蚊が多い事と水の不味さには辟易するものがあるが、こと「学び」というものに関しては、
(他の土地の追随を許さないのではないか?)
柳川に関し、そういう感想を抱いている。図書館の充実ぶり、講習会の多さ、古文書館の設置などなど。暇そうな役人の「学」へのばら撒きぶりに柳川という町の力点が見てとれた。

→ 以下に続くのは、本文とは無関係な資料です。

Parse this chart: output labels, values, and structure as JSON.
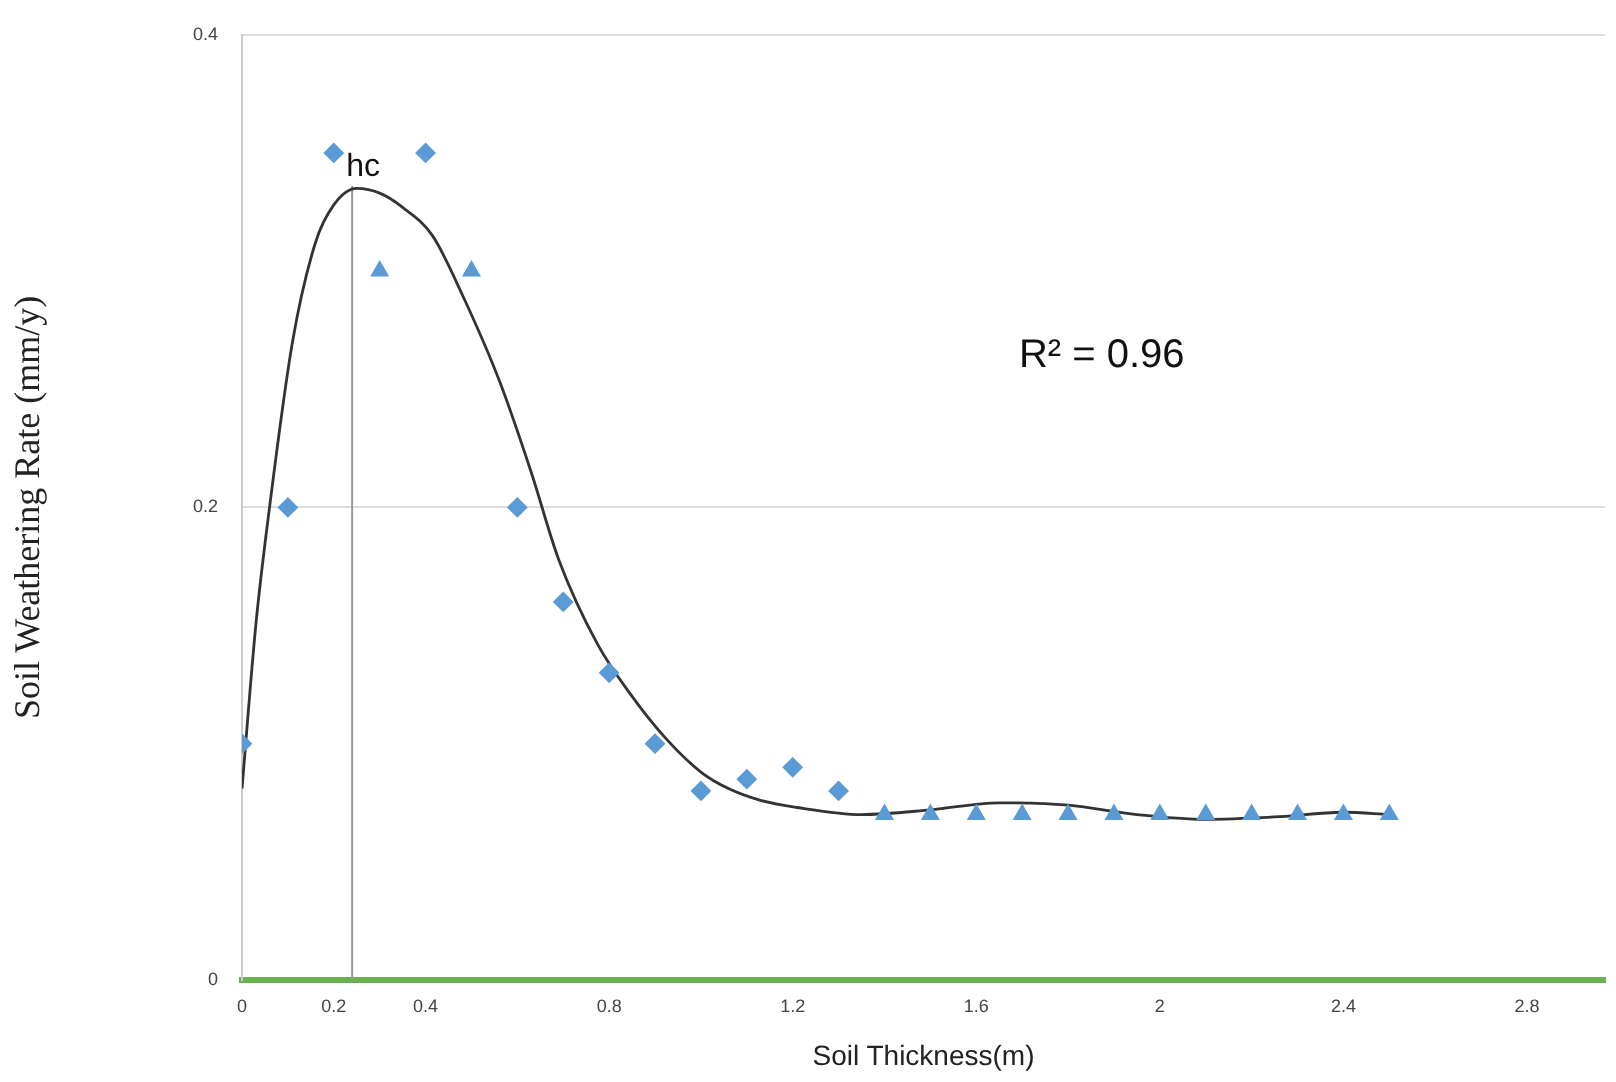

先日、柳川市の広報を何気なく眺めていたところ古文書講座なるものを発見した。昔の崩し字が読めるようになるための講座らしく、無料と書いてあった。歴史好きにとって古文書は情報の源、それと直に触れ合えるならばという事で、すぐさま応募葉書を投函した。
古文書講座は四月から始まり月一回のペースで日曜に開講される。コースは入門、初級、応用と別れていて、早い人なら各コース一年、計三年で読めるようになるらしい。
久しぶりの学校、踊る気持ちを抑えに抑えてカブにまたがり、意気揚々と第一回講座に乗り込んだ。大きな挙動でドアを開け、大きく一歩を踏み出した。そして、
「のっ!」
我目を疑った。
(ここは老人ホームですか?)
その事であった。
四十人くらいの講座なのであるが、その半数は七十を超えているように思え、また残りの九割は六十を超えているように思われた。部屋には何とも言えない昭和のかほりが漂っていて、思わず平成という年号を忘れてしまいそうになった。

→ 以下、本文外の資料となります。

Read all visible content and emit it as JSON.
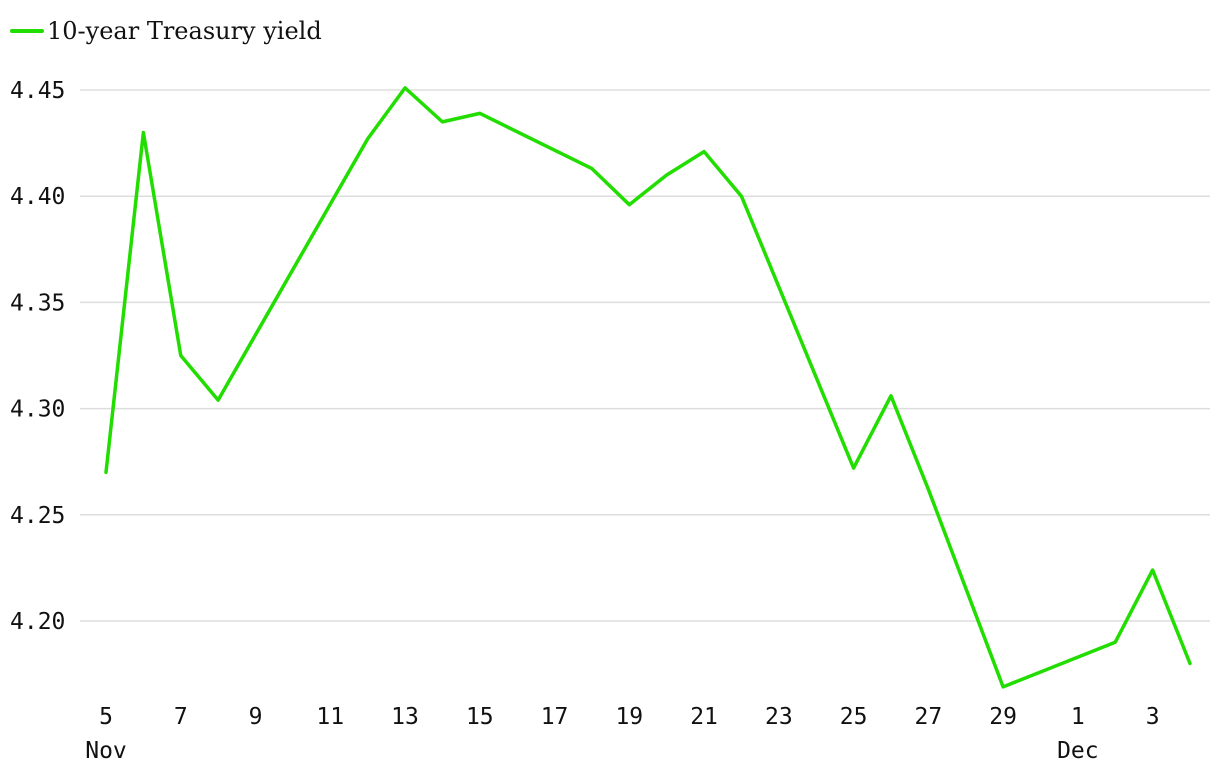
{
  "chart_data": {
    "type": "line",
    "title": "",
    "xlabel": "",
    "ylabel": "",
    "ylim": [
      4.167,
      4.455
    ],
    "yticks": [
      "4.20",
      "4.25",
      "4.30",
      "4.35",
      "4.40",
      "4.45"
    ],
    "x": [
      "Nov 5",
      "Nov 6",
      "Nov 7",
      "Nov 8",
      "Nov 12",
      "Nov 13",
      "Nov 14",
      "Nov 15",
      "Nov 18",
      "Nov 19",
      "Nov 20",
      "Nov 21",
      "Nov 22",
      "Nov 25",
      "Nov 26",
      "Nov 27",
      "Nov 29",
      "Dec 2",
      "Dec 3",
      "Dec 4"
    ],
    "xticks": [
      {
        "date": "Nov 5",
        "label": "5",
        "month": "Nov"
      },
      {
        "date": "Nov 7",
        "label": "7",
        "month": ""
      },
      {
        "date": "Nov 9",
        "label": "9",
        "month": ""
      },
      {
        "date": "Nov 11",
        "label": "11",
        "month": ""
      },
      {
        "date": "Nov 13",
        "label": "13",
        "month": ""
      },
      {
        "date": "Nov 15",
        "label": "15",
        "month": ""
      },
      {
        "date": "Nov 17",
        "label": "17",
        "month": ""
      },
      {
        "date": "Nov 19",
        "label": "19",
        "month": ""
      },
      {
        "date": "Nov 21",
        "label": "21",
        "month": ""
      },
      {
        "date": "Nov 23",
        "label": "23",
        "month": ""
      },
      {
        "date": "Nov 25",
        "label": "25",
        "month": ""
      },
      {
        "date": "Nov 27",
        "label": "27",
        "month": ""
      },
      {
        "date": "Nov 29",
        "label": "29",
        "month": ""
      },
      {
        "date": "Dec 1",
        "label": "1",
        "month": "Dec"
      },
      {
        "date": "Dec 3",
        "label": "3",
        "month": ""
      }
    ],
    "series": [
      {
        "name": "10-year Treasury yield",
        "color": "#22dd00",
        "values": [
          4.27,
          4.43,
          4.325,
          4.304,
          4.427,
          4.451,
          4.435,
          4.439,
          4.413,
          4.396,
          4.41,
          4.421,
          4.4,
          4.272,
          4.306,
          4.262,
          4.169,
          4.19,
          4.224,
          4.18
        ]
      }
    ],
    "grid": true,
    "legend": "top-left"
  }
}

講座の時間は一時間。たった一時間であったが、どの老人も特徴的で、私は全く講座に集中できなかった。
どうやら人間というものは円熟期を迎えると、その人生が垂れ流しに表へ出てくるものらしい。立派な着物を着ておられ、物腰に異様な風格をお持ちの方もおれば、アル中にしか見えない挙動不審な方もいる。また、窓際に目をやると、寝ているのか起きているのか、はたまた死んでいるのか分からない、置物のような爺様もいる。
強烈に新鮮な世界であった。
ただ、その歳での学びであるから皆に熱意はある。異様な熱に包まれたまま、実りある時間はあっという間に過ぎていった。

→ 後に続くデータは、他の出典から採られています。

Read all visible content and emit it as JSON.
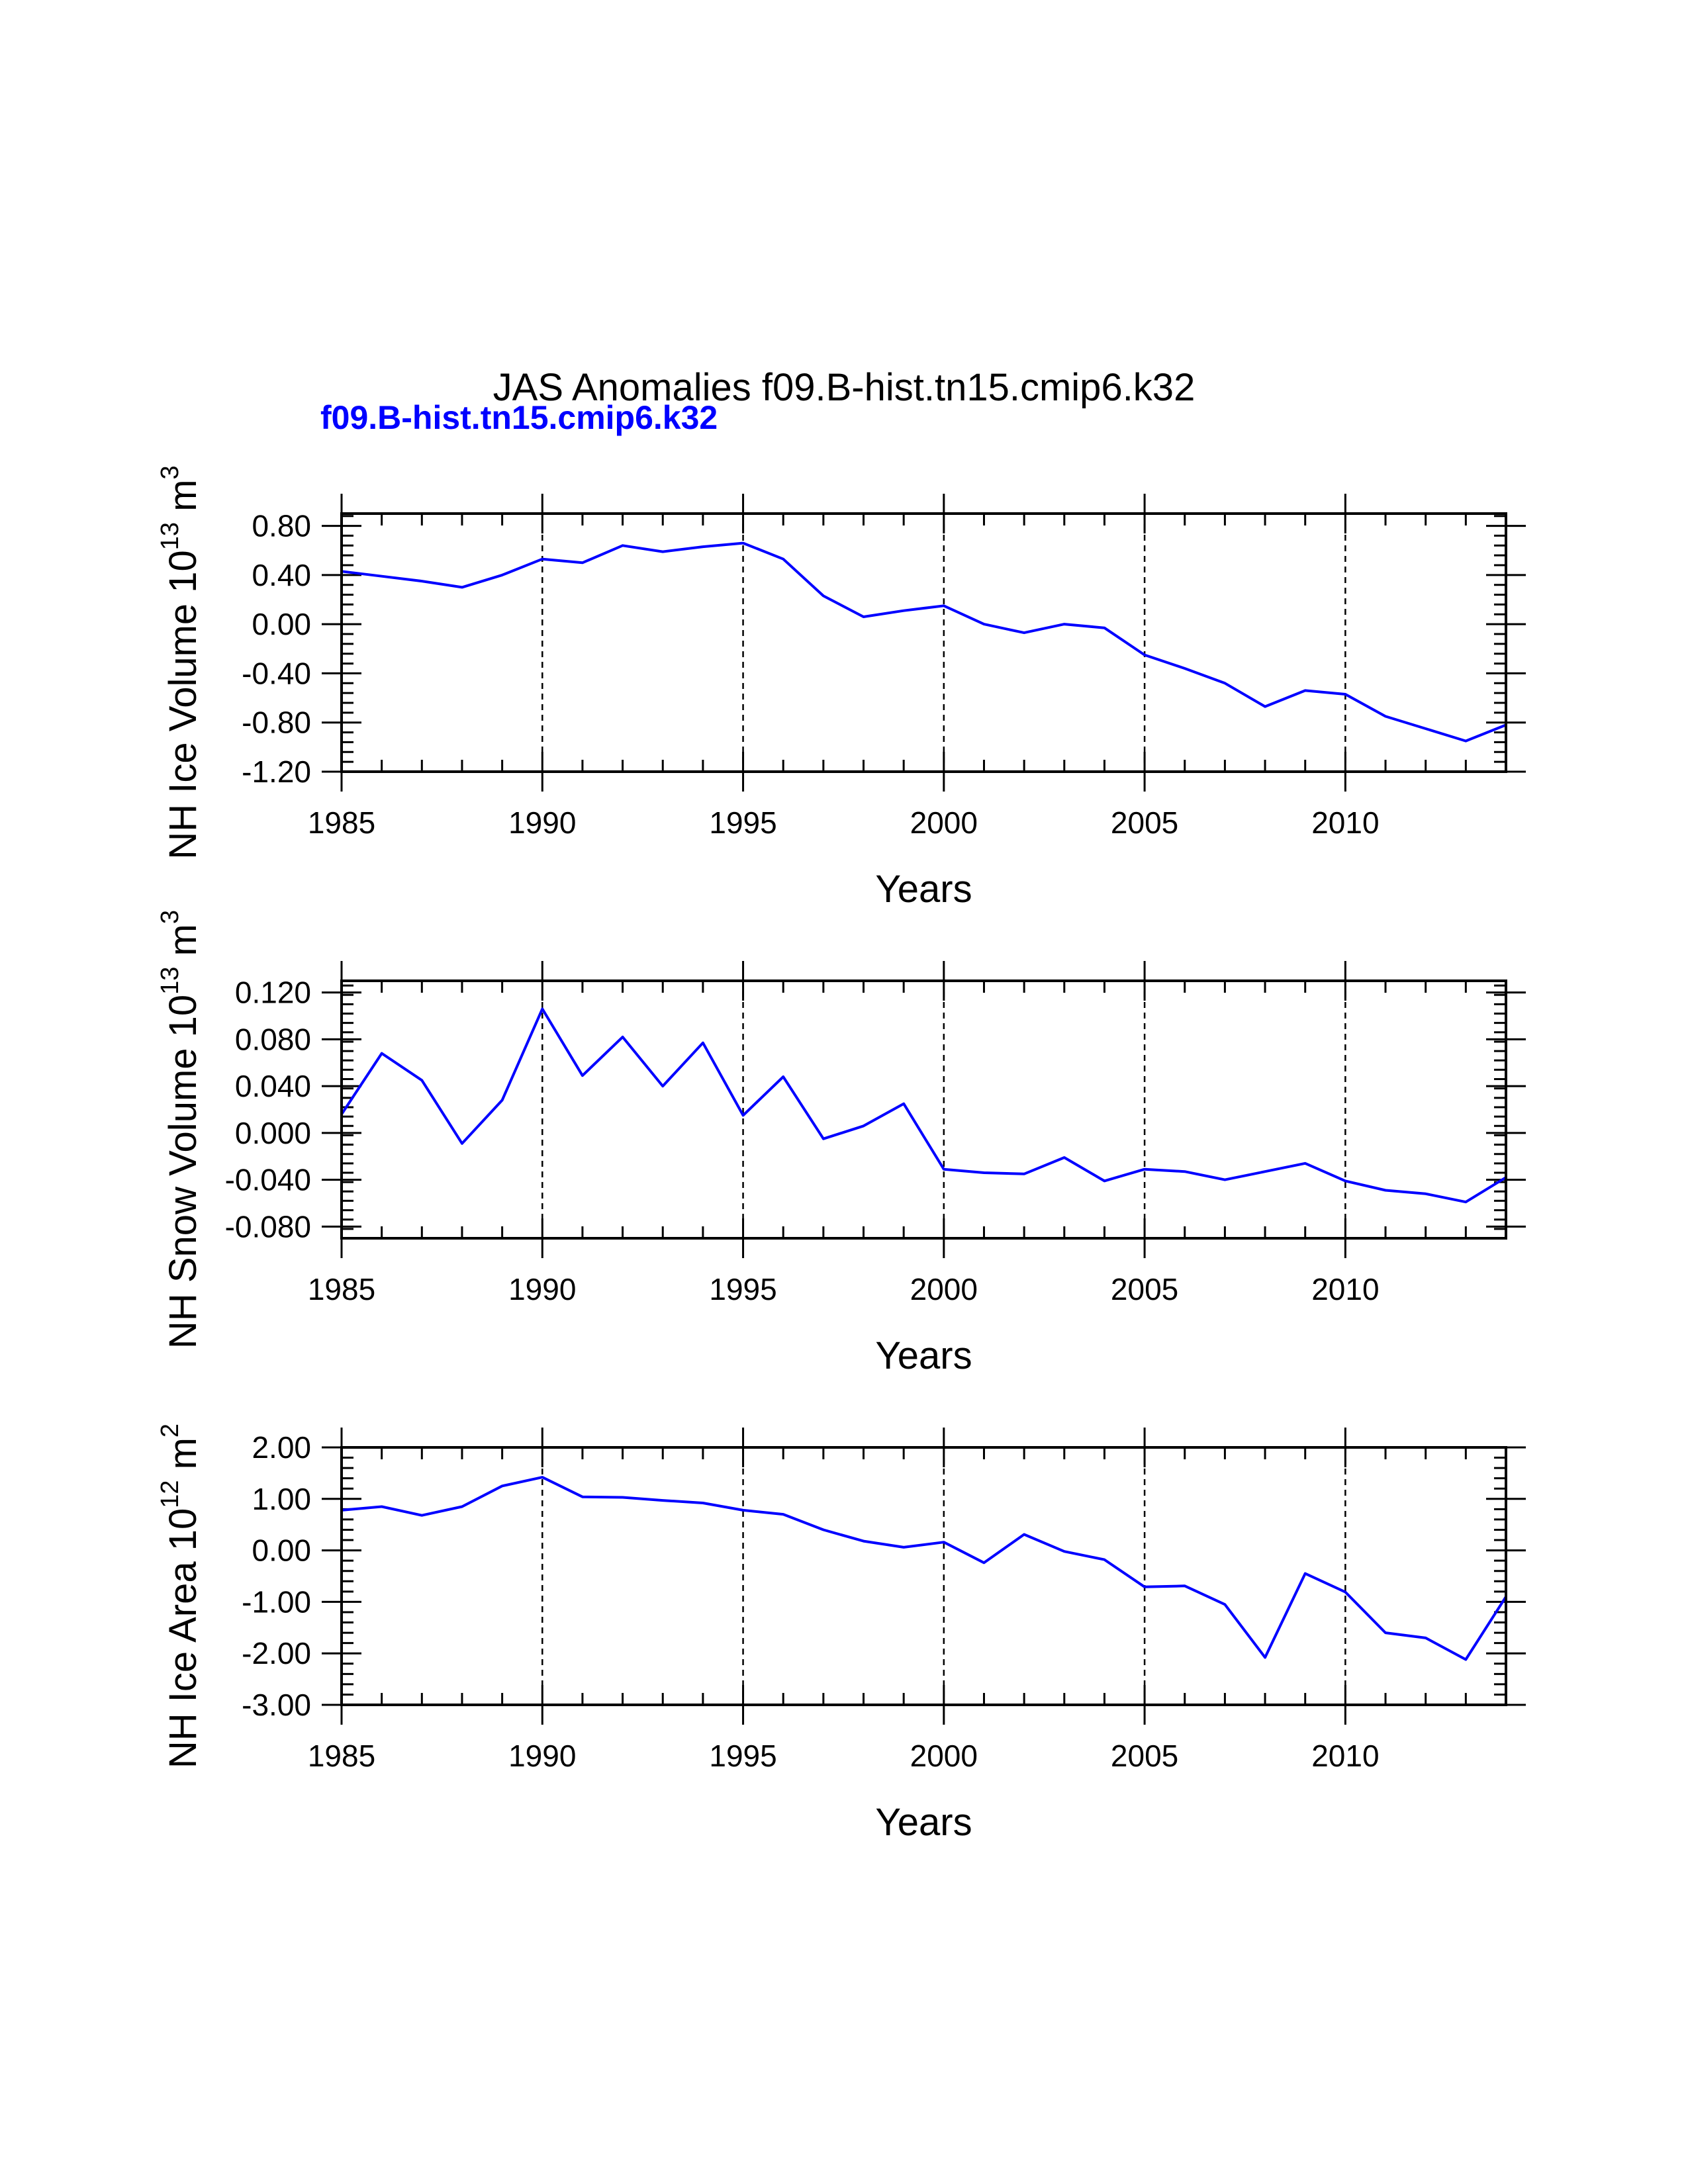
{
  "title": "JAS Anomalies f09.B-hist.tn15.cmip6.k32",
  "legend_label": "f09.B-hist.tn15.cmip6.k32",
  "colors": {
    "series": "#0000ff",
    "axis": "#000000"
  },
  "chart_data": [
    {
      "type": "line",
      "ylabel_main": "NH Ice Volume 10",
      "ylabel_exp": "13",
      "ylabel_unit": " m",
      "ylabel_unit_exp": "3",
      "xlabel": "Years",
      "xlim": [
        1985,
        2014
      ],
      "ylim": [
        -1.2,
        0.9
      ],
      "xticks": [
        1985,
        1990,
        1995,
        2000,
        2005,
        2010
      ],
      "xtick_labels": [
        "1985",
        "1990",
        "1995",
        "2000",
        "2005",
        "2010"
      ],
      "yticks": [
        -1.2,
        -0.8,
        -0.4,
        0.0,
        0.4,
        0.8
      ],
      "ytick_labels": [
        "-1.20",
        "-0.80",
        "-0.40",
        "0.00",
        "0.40",
        "0.80"
      ],
      "dashed_x": [
        1990,
        1995,
        2000,
        2005,
        2010
      ],
      "series": [
        {
          "name": "f09.B-hist.tn15.cmip6.k32",
          "x": [
            1985,
            1986,
            1987,
            1988,
            1989,
            1990,
            1991,
            1992,
            1993,
            1994,
            1995,
            1996,
            1997,
            1998,
            1999,
            2000,
            2001,
            2002,
            2003,
            2004,
            2005,
            2006,
            2007,
            2008,
            2009,
            2010,
            2011,
            2012,
            2013,
            2014
          ],
          "values": [
            0.43,
            0.39,
            0.35,
            0.3,
            0.4,
            0.53,
            0.5,
            0.64,
            0.59,
            0.63,
            0.66,
            0.53,
            0.23,
            0.06,
            0.11,
            0.15,
            0.0,
            -0.07,
            0.0,
            -0.03,
            -0.25,
            -0.36,
            -0.48,
            -0.67,
            -0.54,
            -0.57,
            -0.75,
            -0.85,
            -0.95,
            -0.82
          ]
        }
      ]
    },
    {
      "type": "line",
      "ylabel_main": "NH Snow Volume 10",
      "ylabel_exp": "13",
      "ylabel_unit": " m",
      "ylabel_unit_exp": "3",
      "xlabel": "Years",
      "xlim": [
        1985,
        2014
      ],
      "ylim": [
        -0.09,
        0.13
      ],
      "xticks": [
        1985,
        1990,
        1995,
        2000,
        2005,
        2010
      ],
      "xtick_labels": [
        "1985",
        "1990",
        "1995",
        "2000",
        "2005",
        "2010"
      ],
      "yticks": [
        -0.08,
        -0.04,
        0.0,
        0.04,
        0.08,
        0.12
      ],
      "ytick_labels": [
        "-0.080",
        "-0.040",
        "0.000",
        "0.040",
        "0.080",
        "0.120"
      ],
      "dashed_x": [
        1990,
        1995,
        2000,
        2005,
        2010
      ],
      "series": [
        {
          "name": "f09.B-hist.tn15.cmip6.k32",
          "x": [
            1985,
            1986,
            1987,
            1988,
            1989,
            1990,
            1991,
            1992,
            1993,
            1994,
            1995,
            1996,
            1997,
            1998,
            1999,
            2000,
            2001,
            2002,
            2003,
            2004,
            2005,
            2006,
            2007,
            2008,
            2009,
            2010,
            2011,
            2012,
            2013,
            2014
          ],
          "values": [
            0.016,
            0.068,
            0.045,
            -0.009,
            0.028,
            0.106,
            0.049,
            0.082,
            0.04,
            0.077,
            0.015,
            0.048,
            -0.005,
            0.006,
            0.025,
            -0.031,
            -0.034,
            -0.035,
            -0.021,
            -0.041,
            -0.031,
            -0.033,
            -0.04,
            -0.033,
            -0.026,
            -0.041,
            -0.049,
            -0.052,
            -0.059,
            -0.038
          ]
        }
      ]
    },
    {
      "type": "line",
      "ylabel_main": "NH Ice Area 10",
      "ylabel_exp": "12",
      "ylabel_unit": " m",
      "ylabel_unit_exp": "2",
      "xlabel": "Years",
      "xlim": [
        1985,
        2014
      ],
      "ylim": [
        -3.0,
        2.0
      ],
      "xticks": [
        1985,
        1990,
        1995,
        2000,
        2005,
        2010
      ],
      "xtick_labels": [
        "1985",
        "1990",
        "1995",
        "2000",
        "2005",
        "2010"
      ],
      "yticks": [
        -3.0,
        -2.0,
        -1.0,
        0.0,
        1.0,
        2.0
      ],
      "ytick_labels": [
        "-3.00",
        "-2.00",
        "-1.00",
        "0.00",
        "1.00",
        "2.00"
      ],
      "dashed_x": [
        1990,
        1995,
        2000,
        2005,
        2010
      ],
      "series": [
        {
          "name": "f09.B-hist.tn15.cmip6.k32",
          "x": [
            1985,
            1986,
            1987,
            1988,
            1989,
            1990,
            1991,
            1992,
            1993,
            1994,
            1995,
            1996,
            1997,
            1998,
            1999,
            2000,
            2001,
            2002,
            2003,
            2004,
            2005,
            2006,
            2007,
            2008,
            2009,
            2010,
            2011,
            2012,
            2013,
            2014
          ],
          "values": [
            0.78,
            0.85,
            0.68,
            0.85,
            1.25,
            1.42,
            1.04,
            1.03,
            0.97,
            0.92,
            0.78,
            0.7,
            0.4,
            0.18,
            0.06,
            0.16,
            -0.24,
            0.31,
            -0.02,
            -0.18,
            -0.71,
            -0.69,
            -1.05,
            -2.08,
            -0.45,
            -0.81,
            -1.6,
            -1.7,
            -2.12,
            -0.9
          ]
        }
      ]
    }
  ]
}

はっきり言って、私は昭和人の熱に圧倒された。圧倒されながらも、
(平成には昭和熱が足りない。昭和には平成のクールさが足りない)
そのような事を思ったりした。
感動もした。
足腰が弱りきった老人の事である。老人は一人で立つ事もままならない。プルプルと震える手で原稿用紙に崩し字を書き写している。たぶん、崩し字を書く気がなくとも、この老人であれば崩し字になってしまうであろう。受講コースは入門コース。卒業までには早くとも三年かかる。こう言っちゃ何だが、老人はその頃生きていまい。
(なぜ?)
私の好奇心が火を噴いた。
受講後、我慢できず老人のもとへ行き、歩行に手を差し伸べつつ聞いてみた。
「失礼ですが、お幾つですか?」
老人は私の知りたい事などお見通しなのだろう。
ニヤリ笑い、静かにこう言った。
「幾つになっても勉強が好きとです、ただ、それだけです」
久々に震えた。
学びというものの原点に触れた気がした。学びとは、まさにそういう事だろう。人間、それが尽きた時、生きながらにして死んでいる、学ぶ姿勢こそ、生きる姿勢ではなかろうか。
その点、老人は強く生きていた。
心が亡いと書いて忙しい、その忙しいが口癖の現代人はこの老人をどう見たらいいのか。
私は老人を抱きしめたいと思った。だが、抱きしめてしまえば骨と皮だけの細い体は粉々に壊れてしまうだろう。
別れ際、老人の残した言葉が今でも忘れられない。
「幾つになっても楽しかねぇ」
生きるも一秒、死ぬも一秒、
(私も死ぬまで学びたい)
老人の細い背中に有意義な一生が滲み出ていた。